Среди b-блокаторов наиболее широко используются пропранолол (эффективная доза 40–80 мг/сут.). Если больной одновременно страдает гипертонической болезнью, то целесообразно одно из применяемых им гипотензивных средств заменить b-адреноблокатором. Иногда b-адреноблокаторы вызывают сонливость и депрессию, в этих случаях показаны селективные препараты (например, атенолол).
Антидепрессанты традиционно используются для профилактики мигрени, особенно если мигрень осложняется депрессией. Наибольший опыт накоплен в отношении амитриптилина или имипрамина (50–75 мг/сут.). Последнее время все чаще применяют селективные ингибиторы обратного захвата серотонина. Они не менее эффективны и обладают значительно лучшей переносимостью (вызывают меньше побочных эффектов).
Антисеротонинергические средства давно используются для профилактики мигрени. Метисергид (4–8 мг/сут. в несколько приемов) и сандомигран (1,5–3,0 мг/сут.) эффективны почти в 75% случаев. Метисергид назначают крайне осторожно, есть сообщения о развитии фиброза клапанов сердца, легких на фоне его приема, однако это осложнение крайне редкое и обратимое. Он противопоказан при беременности, пороках сердца, коллагенозах, ИБС, заболеваниях периферических артерий, легких, фиброзных процессах.
Последнее время в лечении хронических болевых синдромов все чаще используются антиконвульсанты. Есть успешный опыт применения антиконвульсантов для превентивного лечения мигрени.
Антагонисты кальция иногда используют для профилактики мигрени в качестве препаратов второго ряда – при неэффективности b-адреноблокаторов и антидепрессантов. Наиболее эффективен нимодипин, который легко проникает через гематоэнцефалический барьер и обеспечивает наилучший эффект при мигрени с аурой. Кроме медикаментозной терапии, целесообразно проводить рациональную психотерапию, иглорефлексотерапию, релаксирующие методики для перикраниальных мышц.
Препаратами первой очереди выбора для лечения хронических головных болей напряжения являются антидепрессанты. Наиболее оправдано назначение сбалансированных или седативных антидепрессантов, которые уже с первых дней лечения способны купировать как депрессию, так и тревогу. У пациентов с хроническими ГБН помимо депрессии часто имеются и тревожно-фобические нарушения. Длительность терапии составляет не менее двух месяцев. Возможно использование антидепрессантов для профилактического лечения частых эпизодических ГБН. При наличии выраженного мышечного напряжения полезно комбинировать антидепрессанты с миорелаксантами и анальгетиками. Антидепрессанты потенцируют действие анальгетиков. Использование в лечении хронической ГБН исключительно фармакотерапии не оправдано. К лечению антидепрессантами необходимо подключать нелекарственные методы лечения (психотерапия, биологическая обратная связь, массаж, постизометрическая релаксация).

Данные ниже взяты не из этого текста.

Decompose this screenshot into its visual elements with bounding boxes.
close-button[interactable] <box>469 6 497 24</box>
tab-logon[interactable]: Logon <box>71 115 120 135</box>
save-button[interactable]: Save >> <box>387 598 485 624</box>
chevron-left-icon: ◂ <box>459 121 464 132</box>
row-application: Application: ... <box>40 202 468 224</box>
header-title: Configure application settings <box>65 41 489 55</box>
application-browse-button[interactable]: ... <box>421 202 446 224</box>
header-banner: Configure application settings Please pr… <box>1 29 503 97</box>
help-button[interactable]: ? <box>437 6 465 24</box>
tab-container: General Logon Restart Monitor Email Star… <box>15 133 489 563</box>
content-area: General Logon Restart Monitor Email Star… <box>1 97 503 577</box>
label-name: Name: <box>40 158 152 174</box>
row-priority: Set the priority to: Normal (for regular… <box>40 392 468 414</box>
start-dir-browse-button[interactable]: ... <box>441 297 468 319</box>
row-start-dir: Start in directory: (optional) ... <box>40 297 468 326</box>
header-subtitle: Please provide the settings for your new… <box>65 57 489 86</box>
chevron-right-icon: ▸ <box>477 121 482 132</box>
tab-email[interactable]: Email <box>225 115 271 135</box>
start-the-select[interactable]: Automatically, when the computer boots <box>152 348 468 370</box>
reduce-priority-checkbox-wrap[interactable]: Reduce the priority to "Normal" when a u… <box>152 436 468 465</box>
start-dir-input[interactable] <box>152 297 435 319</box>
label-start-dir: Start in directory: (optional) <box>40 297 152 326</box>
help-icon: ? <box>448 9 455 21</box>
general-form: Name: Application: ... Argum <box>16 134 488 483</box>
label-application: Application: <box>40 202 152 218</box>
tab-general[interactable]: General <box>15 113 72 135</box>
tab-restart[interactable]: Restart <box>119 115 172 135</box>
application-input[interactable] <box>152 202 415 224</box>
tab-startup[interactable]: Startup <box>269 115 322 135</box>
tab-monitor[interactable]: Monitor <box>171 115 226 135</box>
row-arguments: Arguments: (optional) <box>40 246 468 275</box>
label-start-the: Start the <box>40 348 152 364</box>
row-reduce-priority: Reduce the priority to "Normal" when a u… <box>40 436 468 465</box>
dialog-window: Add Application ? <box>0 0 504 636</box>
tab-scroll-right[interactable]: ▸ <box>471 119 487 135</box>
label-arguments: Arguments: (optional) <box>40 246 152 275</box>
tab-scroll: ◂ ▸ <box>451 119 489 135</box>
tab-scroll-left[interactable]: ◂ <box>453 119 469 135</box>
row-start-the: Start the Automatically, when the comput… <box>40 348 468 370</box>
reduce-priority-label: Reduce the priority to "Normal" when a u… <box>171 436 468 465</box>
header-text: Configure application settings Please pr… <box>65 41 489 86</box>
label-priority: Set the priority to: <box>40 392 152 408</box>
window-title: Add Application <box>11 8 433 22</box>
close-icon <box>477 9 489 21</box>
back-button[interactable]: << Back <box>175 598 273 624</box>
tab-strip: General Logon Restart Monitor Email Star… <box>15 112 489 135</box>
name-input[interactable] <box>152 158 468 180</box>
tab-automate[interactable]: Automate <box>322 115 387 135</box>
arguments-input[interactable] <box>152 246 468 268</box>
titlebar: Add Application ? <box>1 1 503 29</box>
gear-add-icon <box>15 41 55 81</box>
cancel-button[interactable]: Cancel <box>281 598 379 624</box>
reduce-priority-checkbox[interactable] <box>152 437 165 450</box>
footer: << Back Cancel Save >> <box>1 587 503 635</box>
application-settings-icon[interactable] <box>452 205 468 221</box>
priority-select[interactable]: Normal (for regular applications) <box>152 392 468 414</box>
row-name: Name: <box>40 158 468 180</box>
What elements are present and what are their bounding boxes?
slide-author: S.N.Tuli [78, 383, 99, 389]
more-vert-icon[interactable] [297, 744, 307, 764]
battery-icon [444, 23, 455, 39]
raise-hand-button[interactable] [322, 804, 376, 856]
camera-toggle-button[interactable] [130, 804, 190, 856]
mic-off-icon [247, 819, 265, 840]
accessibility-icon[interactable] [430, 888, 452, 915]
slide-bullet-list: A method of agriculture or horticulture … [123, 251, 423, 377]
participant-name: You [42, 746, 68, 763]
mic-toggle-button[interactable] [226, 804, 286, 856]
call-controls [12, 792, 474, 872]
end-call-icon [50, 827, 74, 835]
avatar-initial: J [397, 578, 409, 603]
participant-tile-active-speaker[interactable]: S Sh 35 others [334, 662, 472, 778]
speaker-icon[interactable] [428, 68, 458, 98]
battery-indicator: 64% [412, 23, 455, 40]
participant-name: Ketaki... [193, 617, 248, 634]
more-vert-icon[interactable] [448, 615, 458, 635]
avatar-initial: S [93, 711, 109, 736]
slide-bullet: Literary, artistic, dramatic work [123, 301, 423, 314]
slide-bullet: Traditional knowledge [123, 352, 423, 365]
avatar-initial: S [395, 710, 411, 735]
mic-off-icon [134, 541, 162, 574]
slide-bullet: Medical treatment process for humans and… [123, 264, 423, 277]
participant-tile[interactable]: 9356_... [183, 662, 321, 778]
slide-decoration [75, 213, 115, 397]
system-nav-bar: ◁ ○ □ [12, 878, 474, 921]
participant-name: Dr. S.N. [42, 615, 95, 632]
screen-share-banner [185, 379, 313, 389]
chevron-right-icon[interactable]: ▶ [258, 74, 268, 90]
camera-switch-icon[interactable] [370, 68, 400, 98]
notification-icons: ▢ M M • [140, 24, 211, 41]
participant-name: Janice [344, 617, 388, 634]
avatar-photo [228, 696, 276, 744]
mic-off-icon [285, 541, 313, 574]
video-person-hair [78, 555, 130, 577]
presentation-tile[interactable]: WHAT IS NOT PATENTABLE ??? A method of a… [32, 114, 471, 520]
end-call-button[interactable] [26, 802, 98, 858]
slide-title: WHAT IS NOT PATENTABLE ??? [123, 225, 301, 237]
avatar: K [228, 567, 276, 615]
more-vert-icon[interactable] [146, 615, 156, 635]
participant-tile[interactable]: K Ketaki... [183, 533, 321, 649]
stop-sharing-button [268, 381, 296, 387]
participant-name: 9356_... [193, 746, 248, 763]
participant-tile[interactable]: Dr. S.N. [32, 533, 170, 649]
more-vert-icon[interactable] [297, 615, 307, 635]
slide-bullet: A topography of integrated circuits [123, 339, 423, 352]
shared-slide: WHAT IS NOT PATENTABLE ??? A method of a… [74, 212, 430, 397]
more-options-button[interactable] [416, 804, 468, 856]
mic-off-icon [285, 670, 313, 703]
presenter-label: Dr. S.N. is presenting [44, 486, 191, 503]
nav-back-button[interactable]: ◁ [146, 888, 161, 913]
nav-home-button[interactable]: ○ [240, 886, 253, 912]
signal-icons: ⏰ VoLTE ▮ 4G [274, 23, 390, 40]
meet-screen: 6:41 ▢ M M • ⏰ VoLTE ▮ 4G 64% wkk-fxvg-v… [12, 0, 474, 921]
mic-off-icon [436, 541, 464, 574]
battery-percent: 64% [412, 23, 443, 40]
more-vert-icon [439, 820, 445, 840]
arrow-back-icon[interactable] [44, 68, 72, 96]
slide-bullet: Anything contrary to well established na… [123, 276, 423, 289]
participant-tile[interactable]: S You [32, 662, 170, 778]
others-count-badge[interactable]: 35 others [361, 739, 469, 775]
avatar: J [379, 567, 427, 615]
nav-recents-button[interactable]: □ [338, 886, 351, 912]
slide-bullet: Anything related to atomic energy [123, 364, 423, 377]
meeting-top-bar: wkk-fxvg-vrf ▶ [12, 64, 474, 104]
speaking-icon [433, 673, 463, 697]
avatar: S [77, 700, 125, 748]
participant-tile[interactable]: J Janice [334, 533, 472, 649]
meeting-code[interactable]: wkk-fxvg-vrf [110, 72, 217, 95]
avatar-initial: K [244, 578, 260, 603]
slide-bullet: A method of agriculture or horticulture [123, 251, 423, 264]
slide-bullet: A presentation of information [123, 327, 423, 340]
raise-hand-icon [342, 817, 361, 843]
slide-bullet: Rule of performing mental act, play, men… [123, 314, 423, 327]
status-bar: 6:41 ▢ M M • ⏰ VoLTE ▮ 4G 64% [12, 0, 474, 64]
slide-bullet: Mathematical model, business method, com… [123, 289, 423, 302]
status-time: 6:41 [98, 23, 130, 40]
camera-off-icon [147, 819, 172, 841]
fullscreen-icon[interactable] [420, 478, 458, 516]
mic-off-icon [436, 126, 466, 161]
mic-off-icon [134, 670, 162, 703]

Пациенты, страдающие первичными ГБ, как правило, не обращаются к врачу по поводу эпизодической головной боли и предпочитают «перетерпеть» боль или обезболить ее, руководствуясь собственным опытом, мнением окружающих или советами провизора. Доступность большинства анальгетиков (безрецептурные формы), способных купировать головную боль, также делает необязательным посещение врача. К сожалению, даже в развитых странах люди, страдающие повторяющимися ГБ, не в должной мере используют возможности медицинского обеспечения [3], они редко обращаются за помощью к специалистам [4]. Даже если пациенту поставлен правильный диагноз и назначено адекватное лечение, он зачастую не является на повторный прием и пытается самостоятельно контролировать приступы ГБ, что приводит к хронизации боли через абузусный фактор (чрезмерное употребление анальгетиков) и присоединение расстройств депрессивного спектра. Консультации пациентов с ГБ в специализированных центрах ведут к увеличению контингента больных, получающих профилактическое лечение, к изменению типа терапии для купирования приступов ГБ, что, в свою очередь, приводит к выраженному улучшению фармакоэкономических показателей [5].